I have a background in digital marketing and communications, specifically as a content strategist. Out of necessity, I picked up in-depth knowledge on different digital platforms along with some HTML and CSS skills. In the process of launching websites, my work quickly expanded into project management, to get these websites up and running.

It’s been nearly six years since I joined Nuance. I started as part of the Brand + Creative team, where I enhanced my program management skillset. I moved from supporting divisions on their marketing campaigns into transformation initiatives for Nuance’s digital marketing tech stack. My work on transformation initiatives is how I made the leap on the GR&D team in the Chief Technology Officer (CTO) office.

What was your deciding factor in joining the Mentoring Matters program?

I have always been proactive about my career. For a Latina working in the tech industry, there aren’t many role models. I’ve felt that the paths to progressing my career have not always been clear. Plus, it’s easy to get lost in the day-to-day of your role. Mentoring Matters has given me the opportunity to dedicate time to focus on my career and give me more direction.

It’s not always easy to make a conscious effort and deliberate decisions to grow your career. It requires self-reflection on your choices, your goals, and taking some risks. This Teddy Roosevelt quote hits the nail on the head when it comes to my career path and life in general: “Nothing in the world is worth having or worth doing unless it means effort, pain, difficulty.” I can certainly relate!

Working with a mentor has provided me with an outside perspective and the chance to see things through a different lens. It has also provided me with great insights by hearing about Chuck’s unfiltered, direct experiences in his own successes and lessons learned during his career journey.

This is your first time being a mentee in Mentoring Matters. What has your experience been like? What have you learned and how have you applied it to your work and professional life?

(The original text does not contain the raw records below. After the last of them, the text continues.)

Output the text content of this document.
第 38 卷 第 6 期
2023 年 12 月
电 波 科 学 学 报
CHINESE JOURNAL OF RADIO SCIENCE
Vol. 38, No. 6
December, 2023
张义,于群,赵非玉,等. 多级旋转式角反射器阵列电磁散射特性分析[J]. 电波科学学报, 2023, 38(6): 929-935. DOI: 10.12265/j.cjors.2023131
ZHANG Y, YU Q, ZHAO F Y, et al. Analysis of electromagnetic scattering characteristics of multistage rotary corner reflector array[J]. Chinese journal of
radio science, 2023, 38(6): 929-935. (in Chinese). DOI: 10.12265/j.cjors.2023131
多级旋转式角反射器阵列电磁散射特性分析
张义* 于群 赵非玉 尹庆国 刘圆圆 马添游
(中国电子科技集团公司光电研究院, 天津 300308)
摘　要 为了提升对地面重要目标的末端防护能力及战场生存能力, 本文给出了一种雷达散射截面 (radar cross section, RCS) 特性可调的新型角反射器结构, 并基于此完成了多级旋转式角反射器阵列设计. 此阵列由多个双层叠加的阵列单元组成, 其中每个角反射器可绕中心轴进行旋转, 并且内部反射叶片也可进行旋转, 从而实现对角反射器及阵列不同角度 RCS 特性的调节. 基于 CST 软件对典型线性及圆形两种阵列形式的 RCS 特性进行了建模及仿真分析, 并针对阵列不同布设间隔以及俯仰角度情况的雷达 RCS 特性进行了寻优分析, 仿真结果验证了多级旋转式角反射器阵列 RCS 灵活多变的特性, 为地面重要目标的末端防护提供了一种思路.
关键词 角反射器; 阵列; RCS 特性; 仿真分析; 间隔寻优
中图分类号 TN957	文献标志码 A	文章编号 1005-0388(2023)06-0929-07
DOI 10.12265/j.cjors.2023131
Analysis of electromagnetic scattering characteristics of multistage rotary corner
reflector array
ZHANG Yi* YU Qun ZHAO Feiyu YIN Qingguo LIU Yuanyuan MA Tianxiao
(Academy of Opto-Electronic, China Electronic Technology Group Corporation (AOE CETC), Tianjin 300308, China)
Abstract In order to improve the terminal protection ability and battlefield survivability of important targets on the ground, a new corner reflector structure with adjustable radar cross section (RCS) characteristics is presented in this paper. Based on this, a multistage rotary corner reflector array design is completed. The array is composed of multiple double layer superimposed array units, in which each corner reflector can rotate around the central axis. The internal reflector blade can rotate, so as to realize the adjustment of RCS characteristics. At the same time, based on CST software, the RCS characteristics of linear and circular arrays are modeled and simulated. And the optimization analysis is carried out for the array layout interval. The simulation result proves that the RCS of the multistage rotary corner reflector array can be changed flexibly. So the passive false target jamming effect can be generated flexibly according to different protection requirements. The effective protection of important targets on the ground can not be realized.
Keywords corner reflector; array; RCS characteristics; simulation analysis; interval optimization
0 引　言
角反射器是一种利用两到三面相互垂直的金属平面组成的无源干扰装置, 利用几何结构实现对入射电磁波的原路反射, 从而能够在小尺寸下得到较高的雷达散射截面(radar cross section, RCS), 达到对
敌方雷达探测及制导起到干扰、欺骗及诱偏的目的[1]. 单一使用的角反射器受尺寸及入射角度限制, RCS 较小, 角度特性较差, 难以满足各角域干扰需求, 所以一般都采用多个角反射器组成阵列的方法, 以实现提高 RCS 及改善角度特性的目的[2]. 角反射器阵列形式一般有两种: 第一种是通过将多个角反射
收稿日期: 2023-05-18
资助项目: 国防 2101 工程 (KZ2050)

I have had a really positive experience being a mentee. I attribute it to how structured the program is in guiding conversations and helping mentees set their goals and expectations. My positive experience is also directly related to having Chuck as a mentor! He is approachable and knowledgeable and offers clear feedback and thoughtful suggestions. It’s been helpful learning about his different approaches to breaking down silos and building alignment with stakeholders.

Joining the Mentoring Matters program, as a mentee, you can feel intimidated to reach out to folks at levels higher up in the organization and essentially say “pick me as a mentee.” One of the big lessons that impacts the outcome of your mentorship, and your career is your willingness to take a chance. As a mentee, you’re taking an active role in your career development. You are also getting invaluable access to someone, outside of your manager, who can give you insights and guidance (picture Luke Skywalker training with Yoda).

What has been your most memorable moment?

Working with Chuck has helped me build my confidence to succeed on stretch goals and initiatives. I’m not a technologist by trade and being a part of the GR&D team in a technology company, I sometimes feel like a fish out of water. That’s okay, because I like to push myself out of my comfort zone and I have a growth mindset, and Chuck has helped me step outside of myself to better understand what I can bring to the table.